Occasionally, some poor fool wakes up, wipes the drool from his face and, despite the odds, actually becomes interested in what the professor is saying. He raises his hand tentatively and is immediately skewered with irritated looks, as if his question would actually prolong the class, which is of a scheduled, predetermined length. He ignores the looks, soldiers on and asks the question. It's a good one, but the professor is too busy plowing through the material to treat it with much attention. Though his interest is piqued, he only has ten weeks. He can't afford any digressions. He shunts the question to office hours. The Obnoxious Question Asker looks relieved for it to be done with, and a few minutes later, he goes back to sleep, resolving never to do that again.
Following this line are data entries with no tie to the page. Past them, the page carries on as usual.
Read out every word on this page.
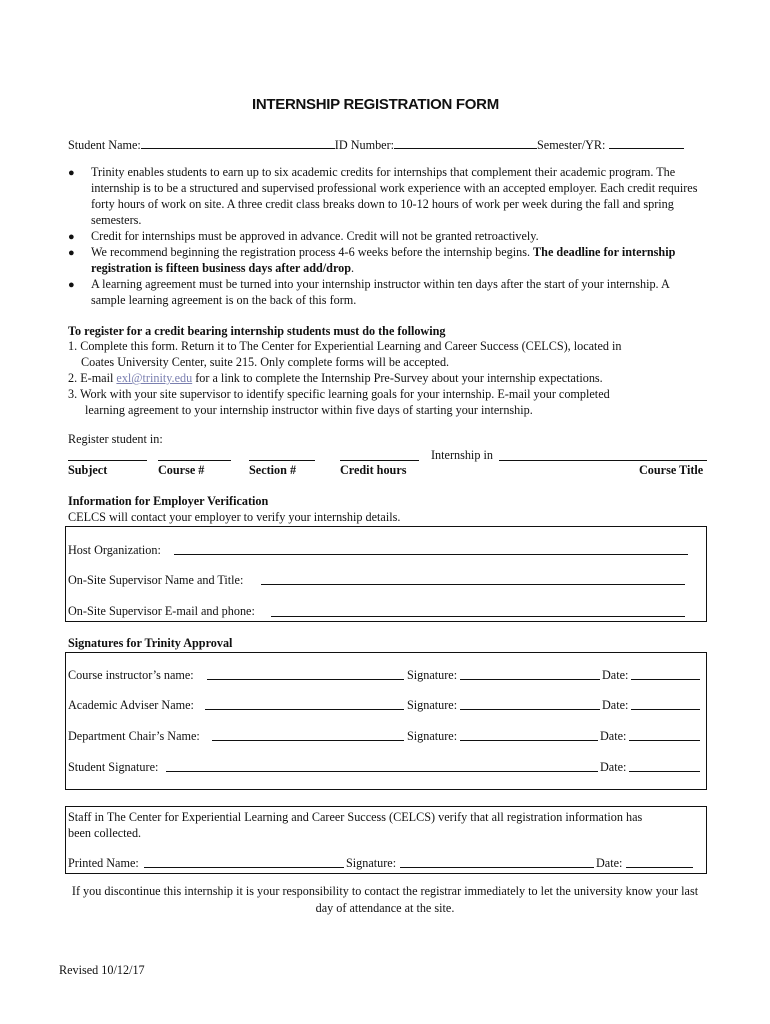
INTERNSHIP REGISTRATION FORM
Student Name:	ID Number:	Semester/YR:
● Trinity enables students to earn up to six academic credits for internships that complement their academic program. The internship is to be a structured and supervised professional work experience with an accepted employer. Each credit requires forty hours of work on site. A three credit class breaks down to 10-12 hours of work per week during the fall and spring semesters.
● Credit for internships must be approved in advance. Credit will not be granted retroactively.
● We recommend beginning the registration process 4-6 weeks before the internship begins. The deadline for internship registration is fifteen business days after add/drop.
● A learning agreement must be turned into your internship instructor within ten days after the start of your internship. A sample learning agreement is on the back of this form.
To register for a credit bearing internship students must do the following
1. Complete this form. Return it to The Center for Experiential Learning and Career Success (CELCS), located in
Coates University Center, suite 215. Only complete forms will be accepted.
2. E-mail exl@trinity.edu for a link to complete the Internship Pre-Survey about your internship expectations.
3. Work with your site supervisor to identify specific learning goals for your internship. E-mail your completed
learning agreement to your internship instructor within five days of starting your internship.
Register student in:
Internship in
Subject	Course #	Section #	Credit hours	Course Title
Information for Employer Verification
CELCS will contact your employer to verify your internship details.
Host Organization:
On-Site Supervisor Name and Title:
On-Site Supervisor E-mail and phone:
Signatures for Trinity Approval
Course instructor’s name:	Signature:	Date:
Academic Adviser Name:	Signature:	Date:
Department Chair’s Name:	Signature:	Date:
Student Signature:	Date:
Staff in The Center for Experiential Learning and Career Success (CELCS) verify that all registration information has
been collected.
Printed Name:	Signature:	Date:
If you discontinue this internship it is your responsibility to contact the registrar immediately to let the university know your last
day of attendance at the site.
Revised 10/12/17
Class ends. The professor looks relieved that it's over. He looks strangely lonely up there. The students shuffle out of the room, taking out their cell phones and putting on headphones to start their 'real' lives. Those of them who want letters of recommendation stay behind to inflict terrible awkward, forced conversation on the professor, who fields the questions, glad for some human contact, but he mostly just wants to get the hell out of there and get back to work.
Outside, the students talk about how they're so much smarter than everyone else, and lament about how they are saddled with a bunch of idiots for their group project.
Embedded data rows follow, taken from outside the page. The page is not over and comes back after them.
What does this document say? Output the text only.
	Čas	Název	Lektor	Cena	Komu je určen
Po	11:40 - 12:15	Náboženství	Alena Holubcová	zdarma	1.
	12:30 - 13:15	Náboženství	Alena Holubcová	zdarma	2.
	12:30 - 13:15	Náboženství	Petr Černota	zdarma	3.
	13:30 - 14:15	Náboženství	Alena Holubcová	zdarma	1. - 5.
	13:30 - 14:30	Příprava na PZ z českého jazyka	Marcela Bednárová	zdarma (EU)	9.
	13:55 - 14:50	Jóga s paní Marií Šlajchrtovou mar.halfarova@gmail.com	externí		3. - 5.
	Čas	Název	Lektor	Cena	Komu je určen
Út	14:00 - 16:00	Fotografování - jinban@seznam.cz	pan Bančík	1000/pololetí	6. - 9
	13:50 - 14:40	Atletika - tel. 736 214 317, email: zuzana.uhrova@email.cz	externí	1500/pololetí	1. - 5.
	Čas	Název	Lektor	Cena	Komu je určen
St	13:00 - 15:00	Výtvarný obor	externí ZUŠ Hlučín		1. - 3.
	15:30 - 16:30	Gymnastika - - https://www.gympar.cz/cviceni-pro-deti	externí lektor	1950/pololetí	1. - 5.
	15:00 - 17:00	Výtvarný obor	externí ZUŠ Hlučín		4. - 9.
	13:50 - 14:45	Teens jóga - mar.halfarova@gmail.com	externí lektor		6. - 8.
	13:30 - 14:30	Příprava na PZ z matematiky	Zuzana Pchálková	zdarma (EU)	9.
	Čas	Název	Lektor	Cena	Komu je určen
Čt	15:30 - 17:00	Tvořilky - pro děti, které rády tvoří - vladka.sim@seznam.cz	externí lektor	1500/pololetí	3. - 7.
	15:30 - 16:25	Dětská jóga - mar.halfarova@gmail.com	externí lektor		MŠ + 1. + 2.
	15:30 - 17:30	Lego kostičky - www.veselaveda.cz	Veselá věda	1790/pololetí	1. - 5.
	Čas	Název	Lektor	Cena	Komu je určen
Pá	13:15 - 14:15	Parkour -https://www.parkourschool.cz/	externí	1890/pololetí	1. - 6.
"How did such and such even get in to UCLA? I worked my ass off!"
"I bet she just studied really hard"
They treat the material like some gelatinous muck they have to slog through to reach their goals. They skip class, take adderall and learn the whole course in a night.
What has happened?
edit: Maybe not this quarter for myself at least. I'm actually impressed by the first couple of classes. My first environmental economics class was genuinely fucking fascinating, even though the professor basically called me an idiot, and Effective Methods of Social Change is so ridiculous I can't believe it's actually happening. I'll write more about it when I actually know what's going on. And my econ 102 professor is actually concerned about his student's learning and is an interesting, impassioned lecturer! And australian - excellent bonus. The only problem is these classes will be so time consuming that I might not have time to deal with Rod Swanson's bullshit in International Trade Theory. The man hates marriage and wants the world to know.
I just checked out my professor's facebook and his taste in music is incredibly similar to my own. Cut Copy, Feist, Ryan Adams, Architecture in Helsinki, MGMT, my morning jacket? I have the music sensibilities of a 30 year old australian economics doctorate.
1 comment:
Well, to contribute to your research and observations, it's safe to say the same goes on all the way across the country here in Orlando. It is obnoxious that college is merely a time to memorize and copy. Has it always been this way? Have students always just dicked around and gotten by? Sure, I'm not the best student that ever lived but I'm not hurrying out the door to make a phone call like everyone else... or am I? I enjoyed readin that.